The HGC agreed with the government in rejecting the idea that genetic discrimination should be dealt with as part of existing disability discrimination legislation, as this 'would change the nature of disability discrimination and risk being seen as a dilution of disabled people's rights'. Noting, however, that people with HIV and cancer were recently brought within the protection of the Disability Discrimination Act 1995 (Sch 1 para 6A), so that they are classed as having disabilities from the date of diagnosis, even though they are not exhibiting symptoms of their illnesses, the HGC made the cogent point that there are equally good reasons for giving protection to those people who are diagnosed as having highly-penetrant, late-onset genetic conditions, such as Huntington's disease and a genetic predisposition to breast and colon cancers. As a matter of principle, it argued, there should be no difference between the legal protection given to people diagnosed with serious genetic disorders and those who have been diagnosed presymptomatically with serious diseases that are either acquired or occur spontaneously. It noted, however, that discrimination can occur even where genetic conditions are not highly-penetrant (such as where there is not a high probability that those with the gene will develop the disorder), or even medically serious. But, rather than attempt to draw arbitrary distinctions between those who are protected and those who are not, based on the seriousness of the condition in question, the HGC concluded that it would be 'far better to offer protection from discrimination on any genetic grounds'.

For its part, GeneWatch UK made a forthright appeal for legislation to prevent discrimination by employers and insurers, and annexed to its response a Joint Statement of Concern Regarding Genetic Testing in the Workplace, a document drawn up in 2006 in which GeneWatch led a coalition of 42 concerned groups and individuals in urging the government to take such action. In addition to the basic points raised in favour of legislation, which were essentially the same as those made by the HGC, GeneWatch stressed the unfairness of discriminating against people on the basis of genetic factors, over which they have no control. It argued the insurance industry's moratorium was not sufficient protection to prevent discrimination in the future, and highlighted the danger that genetic screening of employees in the workplace 'could become a damaging alternative to reducing workplace hazards, or be used to try to cut employers' pension or insurance costs'.

Consequences of delay

The announcement by equalities minister Harriet Harman on 26 June concerning the government's proposals for the Single Equality Bill suggests that the government does not intend to legislate at this stage. This is unfortunate for the Bill would provide an excellent opportunity for the government to grasp the nettle and take pre-emptive action to prohibit genetic discrimination. The fact that there has been no systematic collection of discriminatory evidence should not be a barrier to legislation for, as the HGC noted, the absence of such evidence did not prevent legislation being introduced to deal with gender and disability discrimination, both of which were, as a result, 'significantly under-recognised' prior to its enactment.

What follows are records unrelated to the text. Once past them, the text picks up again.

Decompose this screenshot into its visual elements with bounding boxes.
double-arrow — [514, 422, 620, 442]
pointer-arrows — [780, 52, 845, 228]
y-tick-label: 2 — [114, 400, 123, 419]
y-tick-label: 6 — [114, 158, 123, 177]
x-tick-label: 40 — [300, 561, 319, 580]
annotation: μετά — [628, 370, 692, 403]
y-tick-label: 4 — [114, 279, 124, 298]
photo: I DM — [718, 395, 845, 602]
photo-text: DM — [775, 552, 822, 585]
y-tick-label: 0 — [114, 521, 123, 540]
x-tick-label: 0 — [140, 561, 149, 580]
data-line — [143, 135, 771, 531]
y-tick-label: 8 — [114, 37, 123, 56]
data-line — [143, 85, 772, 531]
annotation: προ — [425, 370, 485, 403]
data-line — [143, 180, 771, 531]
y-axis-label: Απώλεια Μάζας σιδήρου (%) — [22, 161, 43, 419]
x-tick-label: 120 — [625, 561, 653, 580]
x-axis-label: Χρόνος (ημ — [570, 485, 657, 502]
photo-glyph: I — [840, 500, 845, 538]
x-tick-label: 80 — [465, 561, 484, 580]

There are powerful arguments for taking action now, rather than later. As medical science continues to advance in the field of genetics, and as public awareness of the importance and value of genetic testing becomes greater, there will inevitably be a concomitant increase in the opportunities for discrimination by employers and insurers.

Those who are closest to the problem, such as the HGC and GeneWatch and the groups which signed the Joint Statement in 2006, are in no doubt that the only satisfactory way to prevent discrimination occurring, and to allay the public's fear of discrimination in the use of genetic testing, is to introduce legislation banning it now. As it seems inevitable that legislation will be introduced eventually, bringing the position in the UK into line with that in other jurisdictions, it would be regrettable if this were only done at some future stage on the back of an increasing number of people being disadvantaged in the interim.